The Weight of Hats
Michael watches the padel ball ricochet off the glass wall, the sound sharp against the evening sky. At 42, he's too old for this competitive league, but he keeps coming back. His wife Elena's voice echoes in his memory: "You never knew when to stop."
The baseball cap in his bag — a Dodgers cap from his father, sweat-stained and crumbling — feels like an accusation. Baseball had been their language, his and his father's, until the dementia stole the old man's ability to remember what a home run meant. Now Michael played padel, a glass-walled echo chamber where no one could hear you scream.
He adjusts his grip. The hat stays in the bag.
Across the net, Sarah serves. She's thirty, fierce, her dark hair pulled back in a severe ponytail that reminds him painfully of Elena in the early years. Before the miscarriage. Before the silence filled their house like a physical weight.
"You're staring," Sarah calls out.
Michael blinks. "Sorry."
"Your form's off. You're thinking about her again."
She always knows. Maybe that's why he keeps playing with her — she sees through him in ways Elena stopped trying to years ago.

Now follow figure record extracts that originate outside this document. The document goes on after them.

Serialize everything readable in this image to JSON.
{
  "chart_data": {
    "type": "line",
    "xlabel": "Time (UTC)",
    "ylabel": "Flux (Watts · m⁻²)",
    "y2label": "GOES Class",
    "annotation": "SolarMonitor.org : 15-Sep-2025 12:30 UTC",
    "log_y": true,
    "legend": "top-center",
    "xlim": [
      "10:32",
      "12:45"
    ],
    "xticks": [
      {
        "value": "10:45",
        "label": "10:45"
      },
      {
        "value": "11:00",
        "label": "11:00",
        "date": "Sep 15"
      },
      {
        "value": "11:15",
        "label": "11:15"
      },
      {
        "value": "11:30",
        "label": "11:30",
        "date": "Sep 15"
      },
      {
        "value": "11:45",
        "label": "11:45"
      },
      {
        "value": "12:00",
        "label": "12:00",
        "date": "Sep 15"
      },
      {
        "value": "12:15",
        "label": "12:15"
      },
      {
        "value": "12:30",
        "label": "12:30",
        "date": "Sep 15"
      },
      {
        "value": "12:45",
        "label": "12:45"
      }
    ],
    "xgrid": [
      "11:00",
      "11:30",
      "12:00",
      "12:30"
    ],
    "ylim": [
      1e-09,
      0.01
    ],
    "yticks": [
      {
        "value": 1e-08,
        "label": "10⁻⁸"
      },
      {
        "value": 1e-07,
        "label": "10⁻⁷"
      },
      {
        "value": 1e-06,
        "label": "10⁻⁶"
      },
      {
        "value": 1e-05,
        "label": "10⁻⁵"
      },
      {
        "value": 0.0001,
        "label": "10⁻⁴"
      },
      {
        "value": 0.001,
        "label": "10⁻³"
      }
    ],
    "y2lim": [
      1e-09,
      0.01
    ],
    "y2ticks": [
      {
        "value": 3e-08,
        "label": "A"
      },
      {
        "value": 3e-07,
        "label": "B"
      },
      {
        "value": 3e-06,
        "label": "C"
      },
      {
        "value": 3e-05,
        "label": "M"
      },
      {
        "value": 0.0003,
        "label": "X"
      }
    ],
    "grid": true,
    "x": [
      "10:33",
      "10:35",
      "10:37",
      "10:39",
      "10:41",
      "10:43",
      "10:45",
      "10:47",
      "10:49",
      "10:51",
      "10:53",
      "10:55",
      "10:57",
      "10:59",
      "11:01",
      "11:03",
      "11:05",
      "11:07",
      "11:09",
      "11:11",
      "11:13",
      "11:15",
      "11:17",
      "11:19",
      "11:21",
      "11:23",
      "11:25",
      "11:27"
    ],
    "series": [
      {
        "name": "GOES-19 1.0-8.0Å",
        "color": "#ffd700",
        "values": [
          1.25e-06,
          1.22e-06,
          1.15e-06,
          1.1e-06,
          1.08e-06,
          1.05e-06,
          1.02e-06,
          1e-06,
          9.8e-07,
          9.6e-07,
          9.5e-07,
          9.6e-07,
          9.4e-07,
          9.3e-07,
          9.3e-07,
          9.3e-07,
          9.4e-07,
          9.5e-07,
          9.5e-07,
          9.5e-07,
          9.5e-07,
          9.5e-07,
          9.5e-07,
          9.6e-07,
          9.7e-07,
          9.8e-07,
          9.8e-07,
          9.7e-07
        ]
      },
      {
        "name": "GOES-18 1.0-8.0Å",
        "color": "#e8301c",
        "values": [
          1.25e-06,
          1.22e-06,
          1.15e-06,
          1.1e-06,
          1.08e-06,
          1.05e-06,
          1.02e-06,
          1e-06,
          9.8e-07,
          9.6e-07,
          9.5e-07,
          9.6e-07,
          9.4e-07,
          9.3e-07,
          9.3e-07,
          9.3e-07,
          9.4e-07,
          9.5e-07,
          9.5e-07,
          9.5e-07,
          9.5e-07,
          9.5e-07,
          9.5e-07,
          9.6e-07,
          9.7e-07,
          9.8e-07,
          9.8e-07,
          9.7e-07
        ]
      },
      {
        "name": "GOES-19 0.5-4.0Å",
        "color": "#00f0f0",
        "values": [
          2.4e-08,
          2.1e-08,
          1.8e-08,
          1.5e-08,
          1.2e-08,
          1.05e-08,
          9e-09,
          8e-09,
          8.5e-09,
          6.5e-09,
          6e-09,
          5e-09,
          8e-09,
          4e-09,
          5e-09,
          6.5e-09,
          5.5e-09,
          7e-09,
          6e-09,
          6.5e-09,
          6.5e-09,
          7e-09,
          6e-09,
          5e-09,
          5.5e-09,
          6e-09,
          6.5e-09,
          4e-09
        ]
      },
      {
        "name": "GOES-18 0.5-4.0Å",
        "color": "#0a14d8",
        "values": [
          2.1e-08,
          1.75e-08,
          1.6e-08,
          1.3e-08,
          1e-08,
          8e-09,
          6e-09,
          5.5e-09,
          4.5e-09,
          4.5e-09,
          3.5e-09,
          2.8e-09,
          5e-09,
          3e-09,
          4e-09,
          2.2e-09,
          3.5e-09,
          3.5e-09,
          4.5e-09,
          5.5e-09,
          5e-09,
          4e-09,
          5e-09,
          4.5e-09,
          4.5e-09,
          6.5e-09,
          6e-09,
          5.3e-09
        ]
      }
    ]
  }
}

The game ends 6-4, 6-3. Sarah's victory. As they collect their gear, Michael notices the small gray strands gathering at Sarah's temples, the first betrayals of age she never talks about. He wants to reach out, touch that hair, tell her that the years only make you more yourself, not less.
Instead, he pulls the Dodgers cap from his bag and sets it on the bench.
"My dad gave me this," he says. "Before he forgot what baseball was."
Sarah sits beside him, close enough that their shoulders brush. "What do you remember most?"
"The sound of the ball hitting the glove," Michael says. "How he'd keep his hat on even at dinner. How he said 'play hard' like it was a prayer."
Sarah's hand finds his. Her hair smells like coconut and exhaustion.
"We keep playing," she says softly. "That's what we do."
Michael looks at the hat, the court, the woman beside him. For the first time in years, something inside him unbends.
"Game point," he says.
She laughs, and the sound is like the ball hitting the glass — sharp, bright, and impossibly alive.